L'Espagne sont les adhiere LOI

Print E-mail
Technologie - Général
Thursday, 26 January 2012 20:20

stop acta

Hier soir, notre collègue nous a dit Geraldine un fait qui allait se passer aujourd'hui : la Commission européenne signent leur adhésion à l'ACTA , l'accord commercial anti-contrefaçon, ou anti-contrefaçon accord commercial, une adhésion volontaire international un fer à repasser offre une protection à tout type de contenu sous copyright qui impose des sanctions internationales et l'emprisonnement.
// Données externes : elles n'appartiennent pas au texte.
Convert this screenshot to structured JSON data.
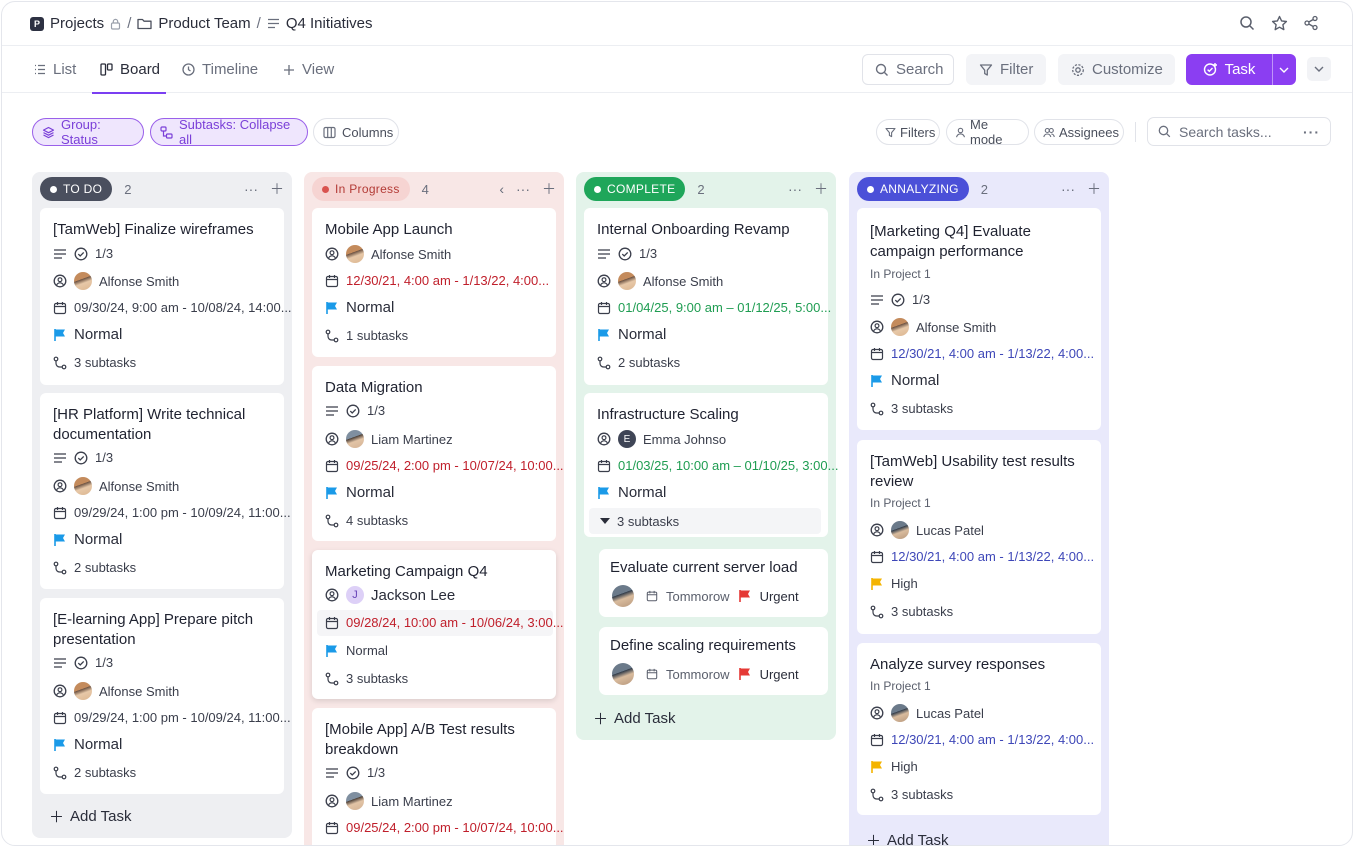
{
  "breadcrumb": {
    "badge": "P",
    "items": [
      "Projects",
      "Product Team",
      "Q4 Initiatives"
    ],
    "separator": "/"
  },
  "views": {
    "tabs": [
      {
        "label": "List",
        "icon": "list-icon"
      },
      {
        "label": "Board",
        "icon": "board-icon",
        "active": true
      },
      {
        "label": "Timeline",
        "icon": "clock-icon"
      },
      {
        "label": "View",
        "icon": "plus-icon"
      }
    ],
    "search": "Search",
    "filter": "Filter",
    "customize": "Customize",
    "task": "Task"
  },
  "filters": {
    "group": "Group: Status",
    "subtasks": "Subtasks: Collapse all",
    "columns": "Columns",
    "filters": "Filters",
    "me_mode": "Me mode",
    "assignees": "Assignees",
    "search_placeholder": "Search tasks..."
  },
  "colors": {
    "accent": "#8b3ef2",
    "todo": "#3f4556",
    "in_progress": "#d9534f",
    "complete": "#1fa65a",
    "analyzing": "#4b50d8",
    "flag_normal": "#1a9ae8",
    "flag_high": "#f4b400",
    "flag_urgent": "#e53935"
  },
  "add_task": "Add Task",
  "columns": [
    {
      "status": "TO DO",
      "count": "2",
      "cards": [
        {
          "title": "[TamWeb] Finalize wireframes",
          "checklist": "1/3",
          "assignee": "Alfonse Smith",
          "dates": "09/30/24, 9:00 am - 10/08/24, 14:00...",
          "priority": "Normal",
          "subtasks": "3 subtasks"
        },
        {
          "title": "[HR Platform] Write technical documentation",
          "checklist": "1/3",
          "assignee": "Alfonse Smith",
          "dates": "09/29/24, 1:00 pm - 10/09/24, 11:00...",
          "priority": "Normal",
          "subtasks": "2 subtasks"
        },
        {
          "title": "[E-learning App] Prepare pitch presentation",
          "checklist": "1/3",
          "assignee": "Alfonse Smith",
          "dates": "09/29/24, 1:00 pm - 10/09/24, 11:00...",
          "priority": "Normal",
          "subtasks": "2 subtasks"
        }
      ]
    },
    {
      "status": "In Progress",
      "count": "4",
      "cards": [
        {
          "title": "Mobile App Launch",
          "assignee": "Alfonse Smith",
          "dates": "12/30/21, 4:00 am - 1/13/22, 4:00...",
          "priority": "Normal",
          "subtasks": "1 subtasks"
        },
        {
          "title": "Data Migration",
          "checklist": "1/3",
          "assignee": "Liam Martinez",
          "dates": "09/25/24, 2:00 pm - 10/07/24, 10:00...",
          "priority": "Normal",
          "subtasks": "4 subtasks"
        },
        {
          "title": "Marketing Campaign Q4",
          "assignee": "Jackson Lee",
          "assignee_initial": "J",
          "dates": "09/28/24, 10:00 am - 10/06/24, 3:00...",
          "priority": "Normal",
          "subtasks": "3 subtasks"
        },
        {
          "title": "[Mobile App] A/B Test results breakdown",
          "checklist": "1/3",
          "assignee": "Liam Martinez",
          "dates": "09/25/24, 2:00 pm - 10/07/24, 10:00..."
        }
      ]
    },
    {
      "status": "COMPLETE",
      "count": "2",
      "cards": [
        {
          "title": "Internal Onboarding Revamp",
          "checklist": "1/3",
          "assignee": "Alfonse Smith",
          "dates": "01/04/25, 9:00 am – 01/12/25, 5:00...",
          "priority": "Normal",
          "subtasks": "2 subtasks"
        },
        {
          "title": "Infrastructure Scaling",
          "assignee": "Emma Johnso",
          "assignee_initial": "E",
          "dates": "01/03/25, 10:00 am – 01/10/25, 3:00...",
          "priority": "Normal",
          "subtasks": "3 subtasks",
          "children": [
            {
              "title": "Evaluate current server load",
              "due": "Tommorow",
              "priority": "Urgent"
            },
            {
              "title": "Define scaling requirements",
              "due": "Tommorow",
              "priority": "Urgent"
            }
          ]
        }
      ]
    },
    {
      "status": "ANNALYZING",
      "count": "2",
      "cards": [
        {
          "title": "[Marketing Q4] Evaluate campaign performance",
          "project": "In Project 1",
          "checklist": "1/3",
          "assignee": "Alfonse Smith",
          "dates": "12/30/21, 4:00 am - 1/13/22, 4:00...",
          "priority": "Normal",
          "subtasks": "3 subtasks"
        },
        {
          "title": "[TamWeb] Usability test results review",
          "project": "In Project 1",
          "assignee": "Lucas Patel",
          "dates": "12/30/21, 4:00 am - 1/13/22, 4:00...",
          "priority": "High",
          "subtasks": "3 subtasks"
        },
        {
          "title": "Analyze survey responses",
          "project": "In Project 1",
          "assignee": "Lucas Patel",
          "dates": "12/30/21, 4:00 am - 1/13/22, 4:00...",
          "priority": "High",
          "subtasks": "3 subtasks"
        }
      ]
    }
  ]
}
Ce cadre réglementaire est assez sombre car il n'appartient pas à un organisme officiel (UE, ONU, OMC, etc) et les négociations d'adhésion sont généralement assez serré et, comme prévu, aujourd'hui, c'était au tour de l'Union européenne et 22 de ses pays membres, dont l'Espagne, et comme prévu, ont signé leur engagement à agir au sein du ministère des Affaires étrangères du Japon.

Plus précisément, les États membres de l'Union européenne ont rejoint la Loi sont, en plus de l'Espagne, Autriche, Belgique, Bulgarie, République tchèque, Danemark, Finlande, France, Grèce, Hongrie, Irlande, Italie, Lettonie, Lituanie, Luxembourg, Malte, Pologne, Portugal, Roumanie, Slovénie, Suède et Royaume-Uni, 22 pays qui adhèrent à une douteuse "club sélect" formé par les Etats-Unis, Australie, Canada, Japon, Maroc, Nouvelle-Zélande, Singapour et la Corée du Sud.

LOI imprime une réponse "harmonisée" ou, autrement dit, une réponse uniforme dans tous les pays attachés à l'accord pour protéger la propriété intellectuelle (marques, dessins, brevets, livres, etc) et de lutte, tout à fait avec véhémence, contre toute d'action qui selon les critères d'une infraction impliquant l'ACT.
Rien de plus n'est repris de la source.